There’s no point in lying anymore. “It’s Max.”
“So it’s been”—Nowell’s eyes flick upward, thinking, but are back to me before I can make any kind of move—“what? Thirty-six hours? That means late tomorrow your little brother will start running a fever that just keeps climbing. And his back and hips will ache like someone’s trying to tear the meat from his bones. Then his lungs will begin to fill with blood, and he’ll struggle for breath. Have you ever seen anyone die like that? It’s not pretty. They panic, like a drowning swimmer, but there’s nothing you can do because they’re drowning from the inside, and there’s no medicine that can save them. And finally he’ll die. Your little brother will die, and there’ll be nothing you and your parents will be able to do but watch.”

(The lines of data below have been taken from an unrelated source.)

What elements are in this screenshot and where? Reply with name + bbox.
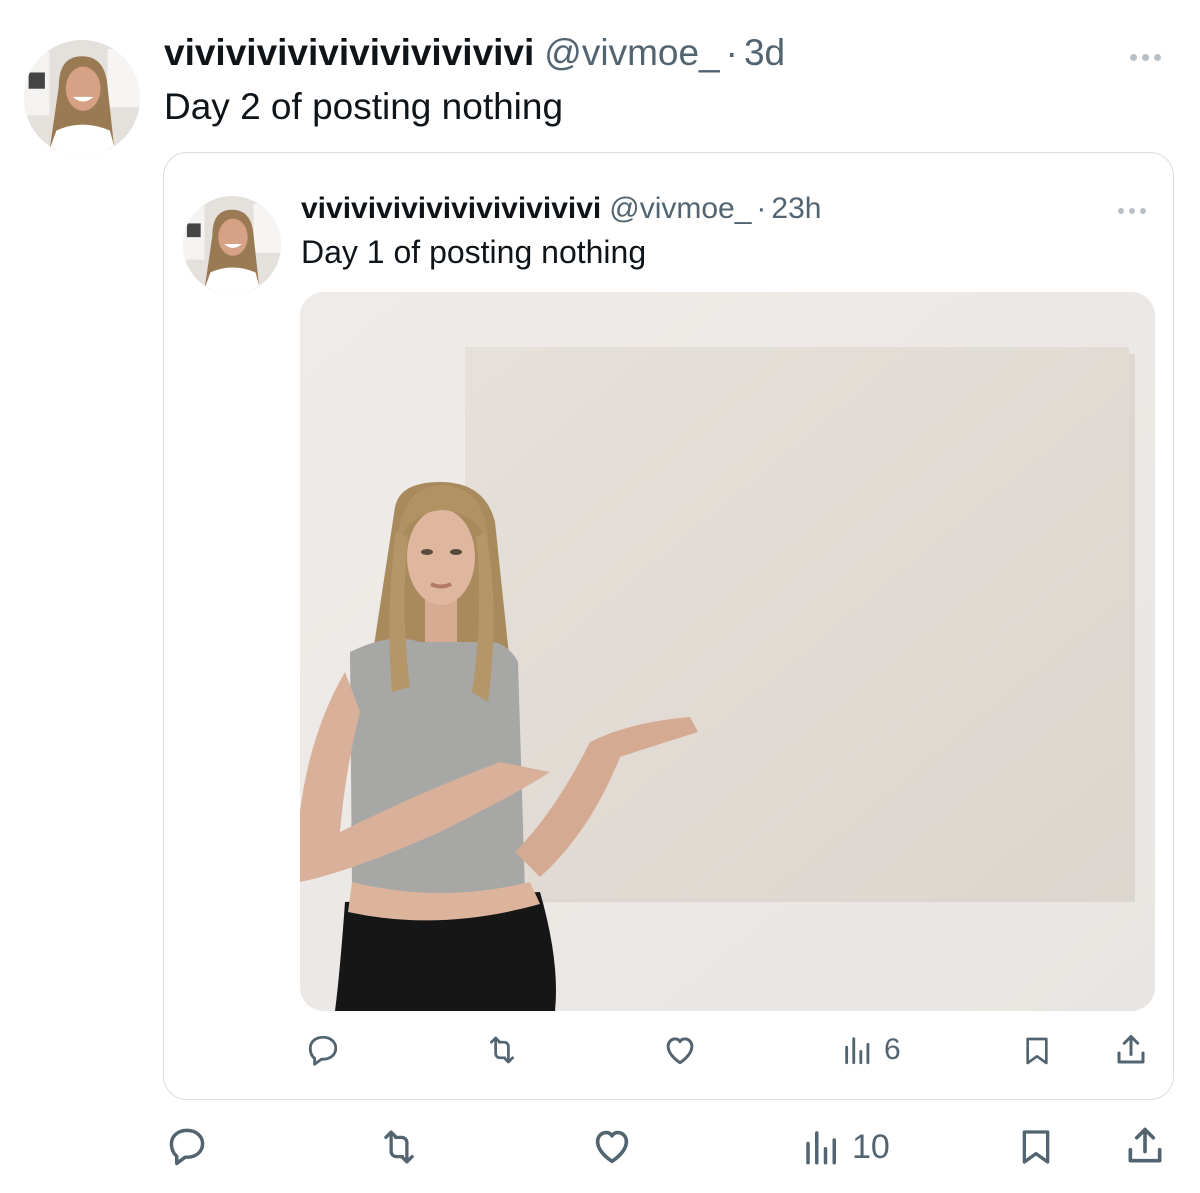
- bookmark-icon: [1026, 1037, 1048, 1065]
- separator-dot: ·: [725, 32, 738, 73]
- like-icon: [595, 1130, 629, 1164]
- user-handle[interactable]: @vivmoe_: [544, 32, 719, 74]
- tweet-header: vivivivivivivivivivivivi @vivmoe_ · 3d: [164, 32, 785, 74]
- avatar[interactable]: [24, 40, 140, 156]
- share-icon: [1117, 1035, 1145, 1064]
- reply-icon: [308, 1035, 338, 1066]
- quoted-user-handle[interactable]: @vivmoe_: [609, 192, 751, 226]
- views-count: 6: [884, 1033, 901, 1066]
- views-icon: [845, 1037, 870, 1065]
- share-button[interactable]: [1122, 1124, 1168, 1168]
- quoted-like-button[interactable]: [660, 1031, 700, 1069]
- quoted-timestamp[interactable]: 23h: [771, 192, 821, 226]
- share-icon: [1128, 1127, 1162, 1163]
- quoted-tweet-header: vivivivivivivivivivivivi @vivmoe_ · 23h: [301, 192, 821, 226]
- bookmark-icon: [1022, 1130, 1050, 1164]
- quoted-tweet-text: Day 1 of posting nothing: [301, 234, 647, 270]
- retweet-button[interactable]: [372, 1126, 426, 1168]
- quoted-display-name[interactable]: vivivivivivivivivivivivi: [301, 192, 601, 226]
- reply-icon: [169, 1128, 205, 1166]
- retweet-icon: [384, 1130, 414, 1164]
- quoted-views-button[interactable]: 6: [840, 1033, 901, 1067]
- quoted-reply-button[interactable]: [304, 1032, 342, 1068]
- bookmark-button[interactable]: [1016, 1124, 1056, 1170]
- avatar-image: [24, 40, 140, 156]
- quoted-avatar[interactable]: [183, 196, 281, 294]
- timestamp[interactable]: 3d: [744, 32, 785, 74]
- quoted-more-options-icon[interactable]: [1118, 208, 1146, 214]
- quoted-avatar-image: [183, 196, 281, 294]
- quoted-retweet-button[interactable]: [481, 1033, 523, 1067]
- tweet-text: Day 2 of posting nothing: [164, 86, 564, 127]
- quoted-share-button[interactable]: [1112, 1032, 1150, 1068]
- media-photo: [300, 292, 1155, 1011]
- display-name[interactable]: vivivivivivivivivivivivi: [164, 32, 534, 74]
- quoted-tweet-media[interactable]: [300, 292, 1155, 1011]
- quoted-bookmark-button[interactable]: [1021, 1033, 1053, 1069]
- views-button[interactable]: 10: [800, 1126, 890, 1168]
- views-icon: [806, 1131, 836, 1165]
- retweet-icon: [490, 1036, 514, 1064]
- like-button[interactable]: [588, 1123, 636, 1169]
- quoted-separator-dot: ·: [756, 192, 767, 225]
- more-options-icon[interactable]: [1130, 54, 1161, 61]
- reply-button[interactable]: [164, 1124, 210, 1168]
- like-icon: [666, 1037, 694, 1065]
- views-count: 10: [852, 1127, 890, 1166]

“Not if we get him the vaccine,” I say. Don’t act. Be. I’m another person now, an even more desperate version of me. Max’s life depends on it. “Please. Max is only three years old. He doesn’t know anything. He can’t hurt you in any way. Just let him live. Let me bring the vaccine to him, and after that I don’t care what happens to me.”
Nowell’s reply is full of lilting sarcasm. “He doesn’t know anything, just like you didn’t know anything? Your parents have already taught me what happens when I trust someone in your family. They could have been rich beyond their wildest imaginings. And no one would have been hurt. People would have paid well to make sure that didn’t happen. It was simply a matter of wealth transference.”
As he speaks, he moves toward the third cooler. The cooler with the container labeled HV VACCINE. Still keeping the gun trained on us, he opens it, reaches in with one hand, and unerringly finds the bottle.
“No, I’m sorry, Cady, but I can’t let you take this. Your parents knew there would be a price if they went against me. Now they have to be prepared to pay it.” He takes the bottle I just had within my grasp, and in one motion he unscrews the cap with his thumb.